Have you ever had the wind knocked out of you? That's what my stomach feels like, only instead of having the wind completely knocked out, I'm vacillating between forty and seventy per cent of the wind. This has been going on since I woke up at five a.m. Ow. Ow. Ow.

This information is bad for you who are reading, because it has nothing to do with you in any way, but it will be very useful for me if I need to tell a medical professional how long this ha been going on and what the symptoms have been. I'll give them the URL and go back to what I was doing, which at this rate will have been screaming in mortal agony. Seriously, if this continues to worsen I'll be at urgent care as soon as I can get someone to take me tomorrow morning. I don't know if I'm being optimistic about the situation ameliorating on its own, but that's just the kind of gamble which makes life the way it is. That and excruciating pain, which I have started thinking about in medical diagnostic terms: a one to ten scale. At this moment I'm at three. I can tolerate without audible groans up to about a seven, though at what I'd estimate at five I was involuntarily clutching my stomach and starting to curl up. It got as bad as six about an hour ago during a presentation by the principal of Lititz Watch Technicum, Hermann Mayer.

He said a lot of things but my favorite was this, when he described ideal working conditions as quiet and calm:
"It's just you and the workpiece, that's it. You and the workpiece and perfection."

It was an intimidating presentation, but also enlightening. We've been presented with what the future will hold, and it's tiny, made of metal, and does not tolerate failure.

The girl next to me here in the school library is studying intensely a list of idioms. That must be a very important part of learning american english. There are little flashing buttons indicating new additions to whatever online collection she's looking at. A couple are are "go the extra mile" and "the handwriting on the wall". I wouldn't want to just be learning english at this stage in history, when "clear skies initiative" means an insane deregulation of emissions standards for america's worst industrial polluters, and "healthy forests" means more clear-cutting. It would be pretty confusing to learn the meaning of terror as well, when the government is the biggest terrorizer of its people with trumped-up threats of a general nature, no evidence required. Ever. And the meaning of freedom? That's anybody's guess, thanks to the blossoming theocratic, father-knows-best form of government which has succeeded democracy.
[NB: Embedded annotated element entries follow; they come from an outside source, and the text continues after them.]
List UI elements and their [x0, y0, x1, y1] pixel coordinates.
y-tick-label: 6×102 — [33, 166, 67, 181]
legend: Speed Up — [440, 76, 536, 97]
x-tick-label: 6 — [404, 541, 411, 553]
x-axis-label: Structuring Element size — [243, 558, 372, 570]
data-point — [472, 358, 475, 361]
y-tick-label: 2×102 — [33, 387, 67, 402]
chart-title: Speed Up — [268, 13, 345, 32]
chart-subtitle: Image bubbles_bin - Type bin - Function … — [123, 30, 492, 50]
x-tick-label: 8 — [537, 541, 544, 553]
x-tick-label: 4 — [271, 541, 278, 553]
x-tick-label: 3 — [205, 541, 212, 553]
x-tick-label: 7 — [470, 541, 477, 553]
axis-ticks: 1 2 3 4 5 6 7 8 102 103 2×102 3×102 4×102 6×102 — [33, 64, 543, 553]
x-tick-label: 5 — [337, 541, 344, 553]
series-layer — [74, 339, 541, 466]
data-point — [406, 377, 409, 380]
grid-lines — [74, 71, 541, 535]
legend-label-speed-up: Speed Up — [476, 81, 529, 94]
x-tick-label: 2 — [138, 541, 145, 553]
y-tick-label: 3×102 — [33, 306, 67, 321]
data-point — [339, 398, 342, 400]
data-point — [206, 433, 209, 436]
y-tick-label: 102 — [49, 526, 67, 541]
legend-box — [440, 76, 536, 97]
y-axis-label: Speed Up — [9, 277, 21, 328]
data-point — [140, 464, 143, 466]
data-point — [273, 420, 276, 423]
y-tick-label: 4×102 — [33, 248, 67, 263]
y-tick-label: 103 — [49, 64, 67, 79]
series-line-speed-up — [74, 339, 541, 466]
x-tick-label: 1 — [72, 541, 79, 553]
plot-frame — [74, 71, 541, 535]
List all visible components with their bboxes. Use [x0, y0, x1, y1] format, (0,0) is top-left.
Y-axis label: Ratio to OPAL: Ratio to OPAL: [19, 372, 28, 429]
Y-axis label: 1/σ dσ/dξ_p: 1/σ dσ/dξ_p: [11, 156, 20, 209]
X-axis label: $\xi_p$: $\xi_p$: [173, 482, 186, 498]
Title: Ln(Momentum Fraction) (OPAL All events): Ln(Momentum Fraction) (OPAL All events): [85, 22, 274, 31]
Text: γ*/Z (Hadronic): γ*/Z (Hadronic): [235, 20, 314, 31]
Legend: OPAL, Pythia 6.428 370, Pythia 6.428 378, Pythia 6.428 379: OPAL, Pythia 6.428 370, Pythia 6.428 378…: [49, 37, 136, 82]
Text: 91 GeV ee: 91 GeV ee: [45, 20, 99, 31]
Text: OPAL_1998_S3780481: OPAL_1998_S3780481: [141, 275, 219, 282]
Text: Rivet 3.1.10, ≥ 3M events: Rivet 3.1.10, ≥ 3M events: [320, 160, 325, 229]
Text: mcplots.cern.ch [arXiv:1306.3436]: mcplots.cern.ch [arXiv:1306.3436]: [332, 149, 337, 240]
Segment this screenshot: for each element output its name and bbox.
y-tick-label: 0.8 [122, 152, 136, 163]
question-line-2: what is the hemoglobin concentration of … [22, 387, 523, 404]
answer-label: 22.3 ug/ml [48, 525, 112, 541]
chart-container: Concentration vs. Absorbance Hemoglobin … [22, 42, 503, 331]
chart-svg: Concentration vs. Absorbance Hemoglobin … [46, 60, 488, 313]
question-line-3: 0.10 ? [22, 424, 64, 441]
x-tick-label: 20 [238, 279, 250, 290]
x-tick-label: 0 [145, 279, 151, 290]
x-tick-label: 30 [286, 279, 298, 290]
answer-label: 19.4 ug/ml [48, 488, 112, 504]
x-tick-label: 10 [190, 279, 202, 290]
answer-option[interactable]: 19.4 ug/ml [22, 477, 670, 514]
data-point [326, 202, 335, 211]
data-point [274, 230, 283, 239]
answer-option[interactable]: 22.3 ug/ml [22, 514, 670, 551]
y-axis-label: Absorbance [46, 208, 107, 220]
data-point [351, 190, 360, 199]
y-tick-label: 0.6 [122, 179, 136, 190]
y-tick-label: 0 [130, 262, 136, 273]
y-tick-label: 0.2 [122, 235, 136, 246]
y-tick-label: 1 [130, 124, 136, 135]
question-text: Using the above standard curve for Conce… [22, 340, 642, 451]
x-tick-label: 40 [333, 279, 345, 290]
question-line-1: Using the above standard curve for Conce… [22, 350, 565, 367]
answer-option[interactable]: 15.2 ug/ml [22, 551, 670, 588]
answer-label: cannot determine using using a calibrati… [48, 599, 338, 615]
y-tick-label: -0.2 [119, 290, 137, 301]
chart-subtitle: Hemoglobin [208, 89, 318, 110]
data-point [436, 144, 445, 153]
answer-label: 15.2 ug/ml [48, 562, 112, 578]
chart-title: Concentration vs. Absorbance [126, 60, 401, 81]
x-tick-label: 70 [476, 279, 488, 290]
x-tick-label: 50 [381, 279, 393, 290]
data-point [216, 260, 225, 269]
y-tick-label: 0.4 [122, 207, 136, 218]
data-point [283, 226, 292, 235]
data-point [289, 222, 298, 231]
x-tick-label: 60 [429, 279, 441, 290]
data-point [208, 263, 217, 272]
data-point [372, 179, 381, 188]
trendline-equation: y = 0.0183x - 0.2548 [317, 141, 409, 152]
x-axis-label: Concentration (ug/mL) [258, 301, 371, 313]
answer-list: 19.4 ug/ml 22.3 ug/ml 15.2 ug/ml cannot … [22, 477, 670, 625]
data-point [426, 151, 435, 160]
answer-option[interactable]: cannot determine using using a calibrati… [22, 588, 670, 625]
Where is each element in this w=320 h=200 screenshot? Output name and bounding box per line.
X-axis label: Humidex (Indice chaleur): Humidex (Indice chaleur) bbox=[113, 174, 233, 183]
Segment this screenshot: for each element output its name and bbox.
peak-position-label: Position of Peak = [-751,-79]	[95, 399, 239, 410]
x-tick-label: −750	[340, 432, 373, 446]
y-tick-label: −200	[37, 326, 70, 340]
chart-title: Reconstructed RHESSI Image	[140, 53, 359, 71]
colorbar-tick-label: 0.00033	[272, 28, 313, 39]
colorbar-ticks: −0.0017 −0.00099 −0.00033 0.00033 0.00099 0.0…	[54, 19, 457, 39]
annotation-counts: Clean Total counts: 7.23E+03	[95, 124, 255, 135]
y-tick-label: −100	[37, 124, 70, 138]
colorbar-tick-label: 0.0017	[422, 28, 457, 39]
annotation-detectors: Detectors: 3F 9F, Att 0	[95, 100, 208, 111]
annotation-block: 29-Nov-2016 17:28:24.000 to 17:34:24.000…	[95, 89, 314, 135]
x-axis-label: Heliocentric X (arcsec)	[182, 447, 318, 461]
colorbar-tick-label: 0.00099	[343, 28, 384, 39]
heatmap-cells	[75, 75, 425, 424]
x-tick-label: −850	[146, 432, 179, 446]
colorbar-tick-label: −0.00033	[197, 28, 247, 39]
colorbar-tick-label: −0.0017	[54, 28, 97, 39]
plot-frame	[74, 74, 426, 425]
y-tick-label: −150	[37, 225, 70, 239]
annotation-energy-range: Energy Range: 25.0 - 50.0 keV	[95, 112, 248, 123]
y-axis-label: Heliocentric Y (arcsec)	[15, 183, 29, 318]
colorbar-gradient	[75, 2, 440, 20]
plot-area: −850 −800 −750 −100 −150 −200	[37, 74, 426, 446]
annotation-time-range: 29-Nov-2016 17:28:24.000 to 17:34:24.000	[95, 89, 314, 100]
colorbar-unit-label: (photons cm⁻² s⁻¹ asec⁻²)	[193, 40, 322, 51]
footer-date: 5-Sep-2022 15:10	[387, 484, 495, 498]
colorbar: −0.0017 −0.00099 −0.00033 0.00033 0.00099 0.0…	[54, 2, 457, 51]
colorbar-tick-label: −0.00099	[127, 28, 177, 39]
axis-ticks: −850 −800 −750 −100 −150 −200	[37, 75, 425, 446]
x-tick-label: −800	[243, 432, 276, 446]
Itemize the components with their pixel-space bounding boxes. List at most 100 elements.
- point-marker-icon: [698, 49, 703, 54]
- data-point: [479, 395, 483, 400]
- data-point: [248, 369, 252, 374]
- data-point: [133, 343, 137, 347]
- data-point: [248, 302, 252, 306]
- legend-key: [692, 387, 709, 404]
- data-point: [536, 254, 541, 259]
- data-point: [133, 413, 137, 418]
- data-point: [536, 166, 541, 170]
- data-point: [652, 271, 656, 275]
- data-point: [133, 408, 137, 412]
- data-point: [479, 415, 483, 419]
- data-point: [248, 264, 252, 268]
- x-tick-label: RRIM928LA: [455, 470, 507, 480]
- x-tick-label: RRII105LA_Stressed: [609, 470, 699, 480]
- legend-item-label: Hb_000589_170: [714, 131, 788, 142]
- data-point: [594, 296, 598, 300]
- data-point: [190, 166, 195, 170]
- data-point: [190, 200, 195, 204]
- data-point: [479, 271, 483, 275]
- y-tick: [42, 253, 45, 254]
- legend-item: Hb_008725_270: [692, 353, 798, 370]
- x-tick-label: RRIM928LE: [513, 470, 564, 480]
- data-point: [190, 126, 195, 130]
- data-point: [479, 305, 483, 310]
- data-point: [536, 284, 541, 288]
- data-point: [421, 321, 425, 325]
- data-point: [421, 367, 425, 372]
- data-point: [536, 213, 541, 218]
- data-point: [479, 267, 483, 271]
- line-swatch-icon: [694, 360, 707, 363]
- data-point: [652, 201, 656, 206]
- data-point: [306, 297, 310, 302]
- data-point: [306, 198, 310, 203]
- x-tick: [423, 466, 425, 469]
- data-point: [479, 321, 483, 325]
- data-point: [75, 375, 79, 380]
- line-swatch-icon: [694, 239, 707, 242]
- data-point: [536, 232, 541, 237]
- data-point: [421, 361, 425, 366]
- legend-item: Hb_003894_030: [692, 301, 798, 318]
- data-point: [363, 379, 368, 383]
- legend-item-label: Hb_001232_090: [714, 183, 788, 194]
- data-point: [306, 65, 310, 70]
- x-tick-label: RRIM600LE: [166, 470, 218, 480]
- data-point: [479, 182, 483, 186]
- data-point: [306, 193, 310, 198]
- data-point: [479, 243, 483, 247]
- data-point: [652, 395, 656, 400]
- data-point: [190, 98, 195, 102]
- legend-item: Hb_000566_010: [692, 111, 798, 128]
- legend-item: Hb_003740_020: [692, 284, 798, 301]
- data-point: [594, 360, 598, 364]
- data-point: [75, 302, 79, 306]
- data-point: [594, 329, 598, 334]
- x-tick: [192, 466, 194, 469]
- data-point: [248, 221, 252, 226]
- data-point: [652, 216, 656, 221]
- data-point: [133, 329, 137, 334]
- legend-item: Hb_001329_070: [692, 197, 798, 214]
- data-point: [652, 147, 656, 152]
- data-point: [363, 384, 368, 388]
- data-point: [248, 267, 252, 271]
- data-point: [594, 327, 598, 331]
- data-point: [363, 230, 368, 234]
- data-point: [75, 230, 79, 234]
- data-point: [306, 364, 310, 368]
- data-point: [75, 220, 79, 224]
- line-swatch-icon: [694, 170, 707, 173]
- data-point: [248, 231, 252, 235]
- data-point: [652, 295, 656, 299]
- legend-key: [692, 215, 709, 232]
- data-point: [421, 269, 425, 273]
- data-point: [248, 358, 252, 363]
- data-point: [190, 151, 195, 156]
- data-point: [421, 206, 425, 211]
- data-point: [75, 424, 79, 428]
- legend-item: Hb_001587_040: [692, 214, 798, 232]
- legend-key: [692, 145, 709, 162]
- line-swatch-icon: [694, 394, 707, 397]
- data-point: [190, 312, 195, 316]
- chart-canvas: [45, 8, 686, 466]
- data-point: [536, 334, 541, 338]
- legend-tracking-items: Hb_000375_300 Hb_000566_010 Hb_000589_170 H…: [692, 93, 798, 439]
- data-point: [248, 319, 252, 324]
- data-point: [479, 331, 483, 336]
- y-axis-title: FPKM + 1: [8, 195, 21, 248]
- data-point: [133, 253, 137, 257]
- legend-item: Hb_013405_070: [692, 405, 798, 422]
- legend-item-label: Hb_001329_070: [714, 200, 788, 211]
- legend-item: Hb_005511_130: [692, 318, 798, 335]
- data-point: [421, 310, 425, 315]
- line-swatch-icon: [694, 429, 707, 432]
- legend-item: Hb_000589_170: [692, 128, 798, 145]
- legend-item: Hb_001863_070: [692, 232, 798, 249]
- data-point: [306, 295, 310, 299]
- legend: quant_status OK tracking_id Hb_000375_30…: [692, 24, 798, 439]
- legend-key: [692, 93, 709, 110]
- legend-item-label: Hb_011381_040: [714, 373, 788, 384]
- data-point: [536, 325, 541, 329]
Hell, even democracy means funny things nowadays.

The message I'm hearing from the administration: "The truth is whaever we say it is." Maybe it's a good thing to just get the ball rolling now, though, for maybe it is inevitable: we Americans are reaching a split in the way we think. There are those who are willing to go on as if America hasn't changed in some seriously unhealthy way between 2000 and now, and those who aren't, and want to know exactly why, so that some day far from now we can go back and, piece by piece, reconstruct our lives to be the way they were before the Bush the younger administration got ahold of them. I think you know where I stand in the matter. There will be no complacent acceptance on my part of the party's version of reality.

Back to class and maybe this damned bellyache, which has temporarily gone dull. There are lots of things to make and do.